Providing “legendary experiences” for its customers and employees is not just a strategy at TD Bank—it’s “who we are.” It is at the heart of both the bank’s external brand and Employee Experience.
For many of TD Bank’s customers, its phone and online channels are the primary portals to that experience, supported by more than 1,200 employees in three contact centers. Over the years, the Contact Center New Hire program had gone through numerous edits and was a less-than-stellar experience for new employees. Many were overwhelmed by information overload, with little opportunity to practice before they plunged into taking live customer calls. This affected not only the quality of service they could provide, but their own confidence, as well. Unprepared to meet their performance goals, participants left at an unacceptably high rate of attrition, and the cost of recruiting and training was increasing alarmingly. A complete overhaul of the training program was needed.
Program Details
The new program focuses squarely on the Employee Experience, building confidence along with proficiency. It more closely aligns with TD Bank’s sales and service goals, and clearly links all training activities with those goals. The Contact Center New Hire program now provides an effective blend of instruction and on-the-job experiences in the earliest stages of the training. Participants acquire foundational content, but this is almost immediately combined with exposure to the real environment in which they will work. Right from the start, participants experience real customer calls, working side by side with seasoned employees, for a part of each training day. In the classroom, they then receive feedback in role-play activities, practice simulated calls, and test their growing proficiency with frequent checkpoints.

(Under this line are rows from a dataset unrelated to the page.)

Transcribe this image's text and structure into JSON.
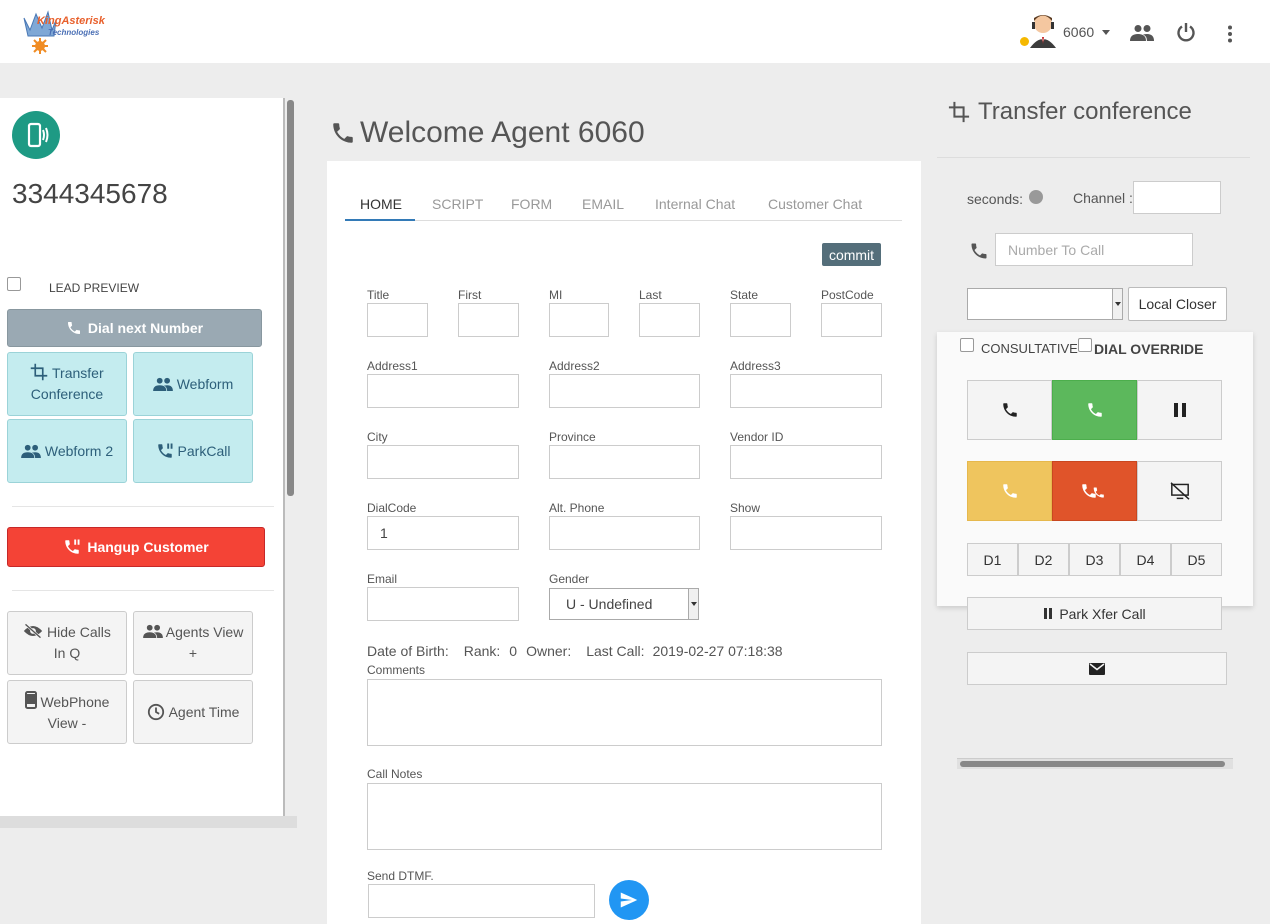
{
  "header": {
    "logo_line1": "KingAsterisk",
    "logo_line2": "Technologies",
    "user_ext": "6060"
  },
  "left": {
    "phone_number": "3344345678",
    "lead_preview": "LEAD PREVIEW",
    "dial_next": "Dial next Number",
    "transfer_line1": "Transfer",
    "transfer_line2": "Conference",
    "webform": "Webform",
    "webform2": "Webform 2",
    "parkcall": "ParkCall",
    "hangup": "Hangup Customer",
    "hide_calls_line1": "Hide Calls",
    "hide_calls_line2": "In Q",
    "agents_view_line1": "Agents View",
    "agents_view_line2": "+",
    "webphone_line1": "WebPhone",
    "webphone_line2": "View -",
    "agent_time": "Agent Time"
  },
  "main": {
    "welcome": "Welcome Agent 6060",
    "tabs": [
      "HOME",
      "SCRIPT",
      "FORM",
      "EMAIL",
      "Internal Chat",
      "Customer Chat"
    ],
    "commit": "commit",
    "fields": {
      "title": "Title",
      "first": "First",
      "mi": "MI",
      "last": "Last",
      "state": "State",
      "postcode": "PostCode",
      "address1": "Address1",
      "address2": "Address2",
      "address3": "Address3",
      "city": "City",
      "province": "Province",
      "vendor_id": "Vendor ID",
      "dialcode": "DialCode",
      "alt_phone": "Alt. Phone",
      "show": "Show",
      "email": "Email",
      "gender": "Gender",
      "comments": "Comments",
      "call_notes": "Call Notes",
      "send_dtmf": "Send DTMF."
    },
    "dialcode_value": "1",
    "gender_value": "U - Undefined",
    "info": {
      "dob_label": "Date of Birth:",
      "rank_label": "Rank:",
      "rank_value": "0",
      "owner_label": "Owner:",
      "last_call_label": "Last Call:",
      "last_call_value": "2019-02-27 07:18:38"
    }
  },
  "right": {
    "title": "Transfer conference",
    "seconds": "seconds:",
    "channel": "Channel :",
    "number_placeholder": "Number To Call",
    "local_closer": "Local Closer",
    "consultative": "CONSULTATIVE",
    "dial_override": "DIAL OVERRIDE",
    "dtmf_buttons": [
      "D1",
      "D2",
      "D3",
      "D4",
      "D5"
    ],
    "park_xfer": "Park Xfer Call"
  }
}
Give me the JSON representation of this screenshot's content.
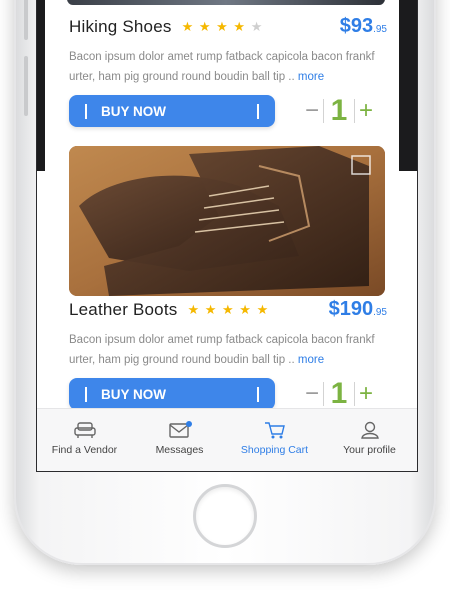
{
  "products": [
    {
      "name": "Hiking Shoes",
      "rating": 4,
      "max_rating": 5,
      "price_main": "$93",
      "price_cents": ".95",
      "description": "Bacon ipsum dolor amet rump fatback capicola bacon frankf urter, ham pig ground round boudin ball tip ..",
      "more_label": "more",
      "buy_label": "BUY NOW",
      "minus_label": "−",
      "quantity": "1",
      "plus_label": "+"
    },
    {
      "name": "Leather Boots",
      "rating": 5,
      "max_rating": 5,
      "price_main": "$190",
      "price_cents": ".95",
      "description": "Bacon ipsum dolor amet rump fatback capicola bacon frankf urter, ham pig ground round boudin ball tip ..",
      "more_label": "more",
      "buy_label": "BUY NOW",
      "minus_label": "−",
      "quantity": "1",
      "plus_label": "+"
    }
  ],
  "tabbar": {
    "tabs": [
      {
        "label": "Find a Vendor",
        "icon": "sofa-icon",
        "active": false
      },
      {
        "label": "Messages",
        "icon": "envelope-icon",
        "active": false,
        "badge": true
      },
      {
        "label": "Shopping Cart",
        "icon": "shopping-cart-icon",
        "active": true
      },
      {
        "label": "Your profile",
        "icon": "user-icon",
        "active": false
      }
    ]
  },
  "colors": {
    "accent": "#2f7ee6",
    "button": "#3e86ea",
    "star": "#f5b800",
    "quantity": "#7cb342"
  }
}
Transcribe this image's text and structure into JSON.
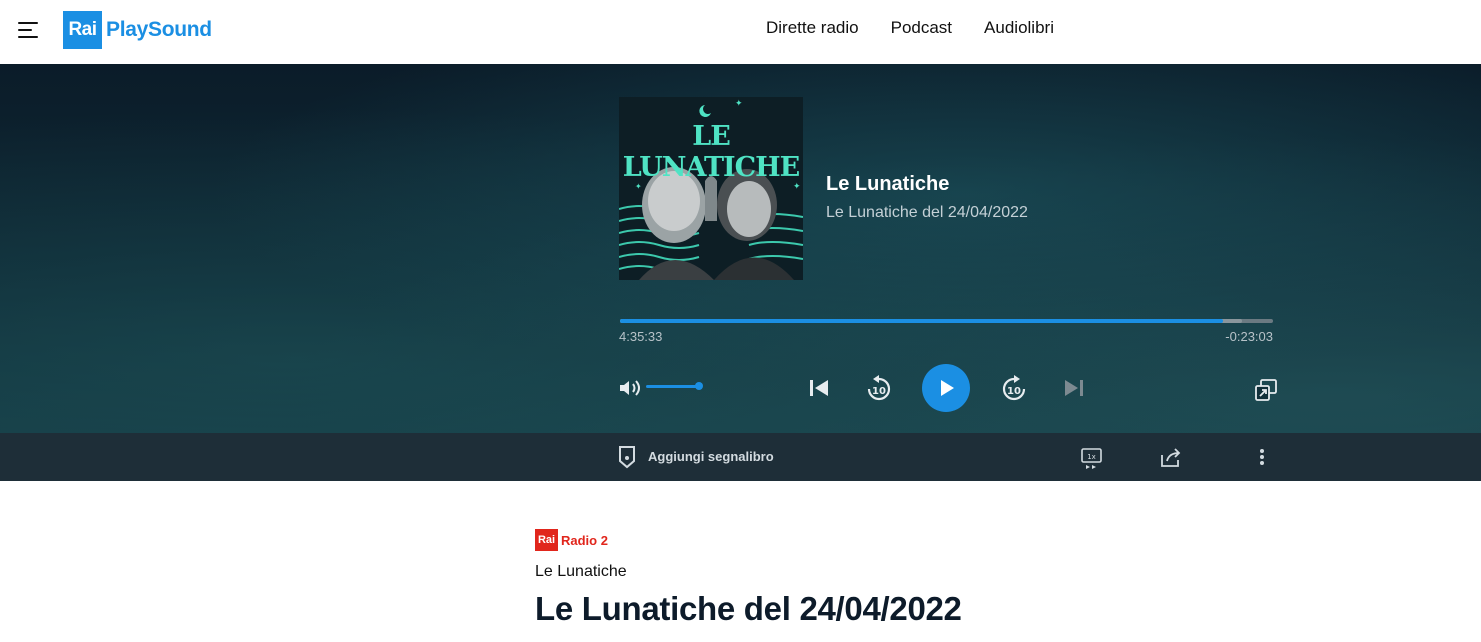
{
  "header": {
    "logo_rai": "Rai",
    "logo_text": "PlaySound",
    "nav": [
      {
        "label": "Dirette radio"
      },
      {
        "label": "Podcast"
      },
      {
        "label": "Audiolibri"
      }
    ],
    "icons": {
      "menu": "hamburger-menu-icon"
    }
  },
  "player": {
    "cover_title": "LE LUNATICHE",
    "title": "Le Lunatiche",
    "subtitle": "Le Lunatiche del 24/04/2022",
    "elapsed": "4:35:33",
    "remaining": "-0:23:03",
    "progress_fraction": 0.923,
    "buffered_fraction": 0.952,
    "volume_fraction": 1.0,
    "colors": {
      "accent": "#1b8fe3",
      "background": "#0f2a36"
    },
    "controls": {
      "volume": "speaker-icon",
      "previous": "skip-previous-icon",
      "rewind": "rewind-10-icon",
      "play": "play-icon",
      "forward": "forward-10-icon",
      "next": "skip-next-icon",
      "popout": "popout-icon"
    },
    "rewind_seconds": "10",
    "forward_seconds": "10"
  },
  "actions": {
    "bookmark_label": "Aggiungi segnalibro",
    "speed_label": "1x",
    "icons": [
      "bookmark-icon",
      "playback-speed-icon",
      "share-icon",
      "more-vertical-icon"
    ]
  },
  "content": {
    "channel_rai": "Rai",
    "channel_name": "Radio 2",
    "channel_color": "#e1261c",
    "program": "Le Lunatiche",
    "episode_title": "Le Lunatiche del 24/04/2022"
  }
}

The program is based on a strong partnership between trainers and floor supervisors. Both deliver program content and share coaching duties. Seasoned employees are recruited as Ambassadors to support participants during shadowing, reverse shadowing, and their first efforts to handle real calls on their own. A sense of camaraderie and mutual support buoys participants through their transition to solo calls.
Results
This new approach already has proven its value. Participants say they are highly confident they can apply what they learned in training, at much higher levels than the previous program. Supervisors report that participants are more self-sufficient and much better equipped to meet TD Bank’s high customer service standards. The business impact is clear: The average call handling time has decreased by nearly 6 percent; participants are meeting their sales goals two months earlier than previous trainees; and sales revenue generated by the average new employee has increased by 11.3 percent over those trained in the previous year. Best of all, attrition of new employees is down 7 percent, with considerable cost savings to the bank.
The approach has been so successful that it has become a best practice for training new employees in other TD Bank groups. For example, TD Auto Finance (TDAF) faced similar challenges in its Collections New Hire program: constant change in policies and procedures, multiple system enhancements, and overwhelmed trainees. It now is successfully using the Contact Center’s learning and coaching approach in its Collections New Hire program.